Альберто долго не может узнать голос и вспомнить, что он дежурный и ушел с поста. Снова, уже отчетливее, слышит: «В чем дело, кадет?» Тело и дух откликаются. Он поднимает голову, видит, словно в круговороте вихря, стены гауптвахты, солдат на скамейке, статую героя, грозящего обнаженной шпагой туману и теням, представляет свое имя в штрафном листе, сердце бешено бьется, накатывает паника, язык и губы незаметно двигаются. Между ним и бронзовым героем, метрах в пяти, стоит, руки в боки, лейтенант Ремихио Уарина.
– Что вы тут делаете?
Лейтенант идет к нему, и Альберто различает у него за спиной темное пятно мха на пьедестале статуи, точнее, угадывает, потому что окна гауптвахты светят тускло и далеко, а может, и вовсе придумывает: не исключено, что сегодня днем солдаты отскребли пьедестал до блеска.

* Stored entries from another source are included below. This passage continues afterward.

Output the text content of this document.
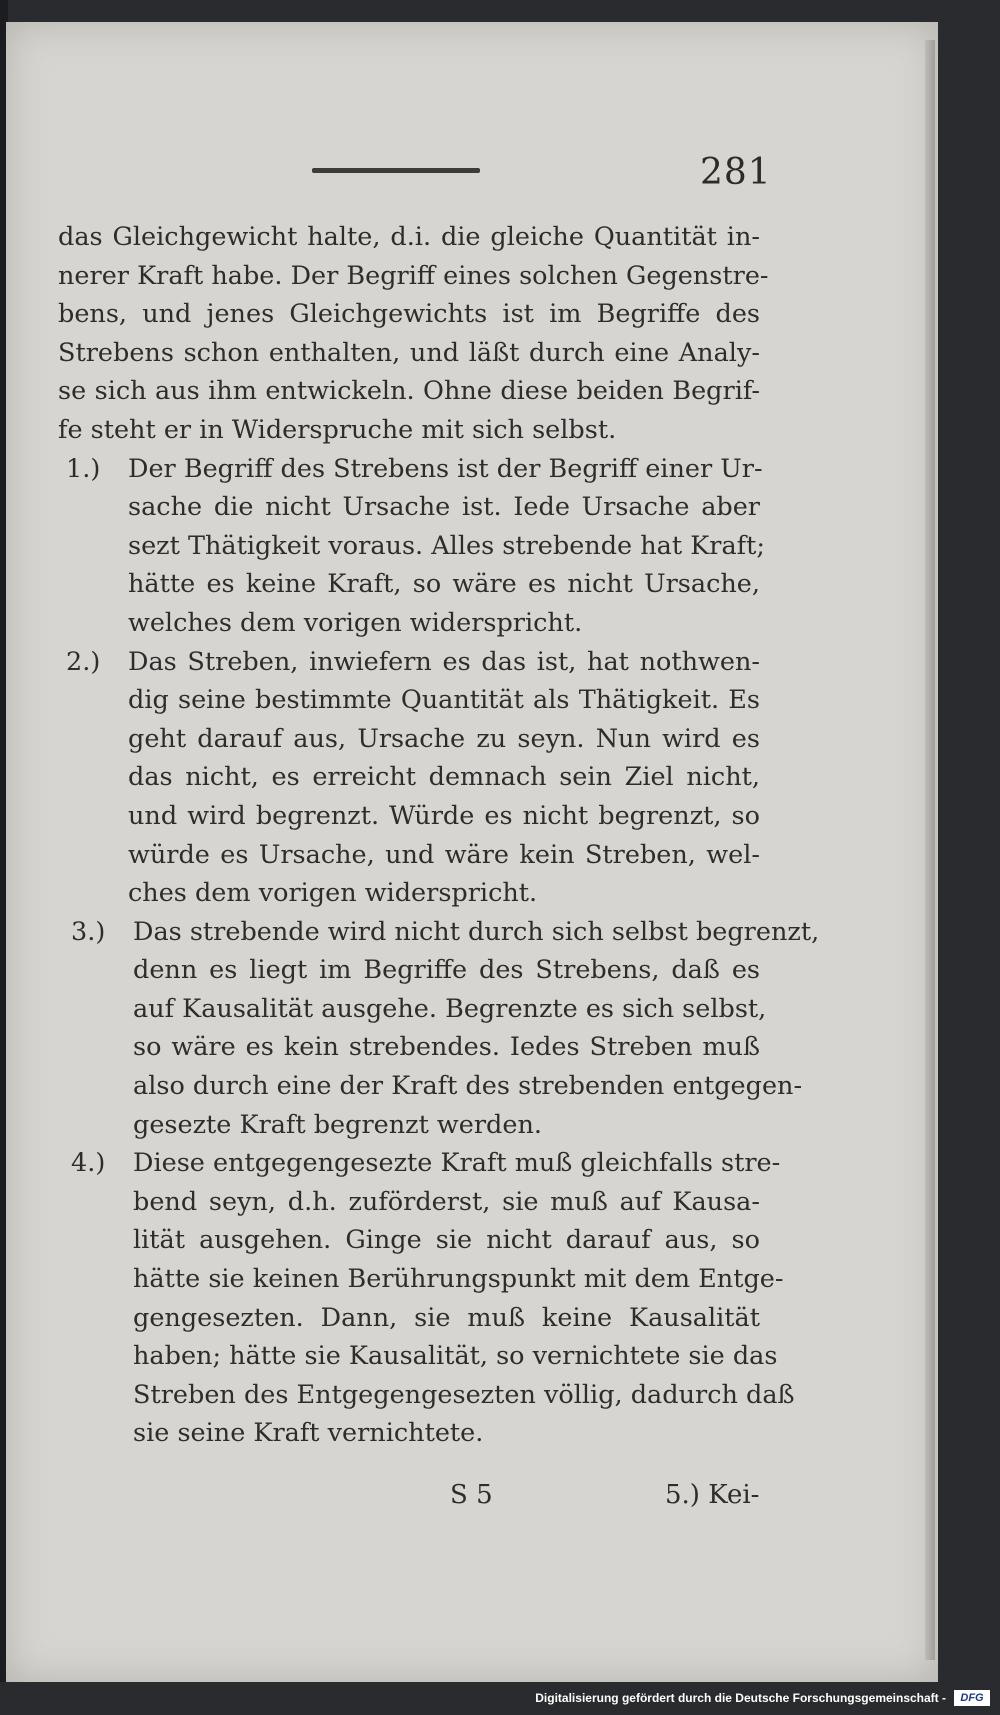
281
das Gleichgewicht halte, d.i. die gleiche Quantität in-
nerer Kraft habe. Der Begriff eines solchen Gegenstre-
bens, und jenes Gleichgewichts ist im Begriffe des
Strebens schon enthalten, und läßt durch eine Analy-
se sich aus ihm entwickeln. Ohne diese beiden Begrif-
fe steht er in Widerspruche mit sich selbst.
1.) Der Begriff des Strebens ist der Begriff einer Ur-
sache die nicht Ursache ist. Iede Ursache aber
sezt Thätigkeit voraus. Alles strebende hat Kraft;
hätte es keine Kraft, so wäre es nicht Ursache,
welches dem vorigen widerspricht.
2.) Das Streben, inwiefern es das ist, hat nothwen-
dig seine bestimmte Quantität als Thätigkeit. Es
geht darauf aus, Ursache zu seyn. Nun wird es
das nicht, es erreicht demnach sein Ziel nicht,
und wird begrenzt. Würde es nicht begrenzt, so
würde es Ursache, und wäre kein Streben, wel-
ches dem vorigen widerspricht.
3.) Das strebende wird nicht durch sich selbst begrenzt,
denn es liegt im Begriffe des Strebens, daß es
auf Kausalität ausgehe. Begrenzte es sich selbst,
so wäre es kein strebendes. Iedes Streben muß
also durch eine der Kraft des strebenden entgegen-
gesezte Kraft begrenzt werden.
4.) Diese entgegengesezte Kraft muß gleichfalls stre-
bend seyn, d.h. zuförderst, sie muß auf Kausa-
lität ausgehen. Ginge sie nicht darauf aus, so
hätte sie keinen Berührungspunkt mit dem Entge-
gengesezten. Dann, sie muß keine Kausalität
haben; hätte sie Kausalität, so vernichtete sie das
Streben des Entgegengesezten völlig, dadurch daß
sie seine Kraft vernichtete.
S 5	5.) Kei-
Digitalisierung gefördert durch die Deutsche Forschungsgemeinschaft -	DFG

– Ну? – говорит лейтенант, подойдя вплотную. – В чем дело?
Альберто застыл, поднеся правую руку к пилотке. Все чувства обострены. Какое-то время он молчит, вытянувшись в струнку перед расплывчатой в темноте фигуркой, тоже неподвижной, все еще упирающейся кулаками в бока.
– Я хотел с вами посоветоваться, господин лейтенант, – говорит Альберто. «Может, втереть ему, что живот скрутило, надо таблетку там или еще что, наплести, будто мать тяжело больна, викунью убили, упросить его…» – Посоветоваться по нравственному вопросу, я имею в виду.
– Что? Повторите.
– У меня такая проблема… – выдавливает Альберто. «Сказать ему, у меня папаша генерал, контр-адмирал, маршал, за каждую мне выволочку вас лишний год в звании не повысят, или, может…» – Личная, – запинается, умолкает на миг, потом врет: – Полковник сказал, мы можем советоваться с офицерами. По личным проблемам, понимаете.
– Фамилия, взвод, – говорит лейтенант. Он убрал руки с талии и выглядит теперь слабее и мельче. Делает шаг вперед. Совсем близко, ниже своего лица Альберто видит странную круглую физиономию, запавшие, безжизненные жабьи глаза, гримасу, которая должна изображать беспощадность, а на деле смотрится нелепей нелепого – так же, как когда лейтенант играет в штрафную лотерею собственного изобретения: «Командиры взводов, по шесть штрафных баллов всем номерам третьим и кратным трем».
– Альберто Фернандес, пятый курс, первый взвод.
– К делу, – говорит лейтенант, – ближе к делу.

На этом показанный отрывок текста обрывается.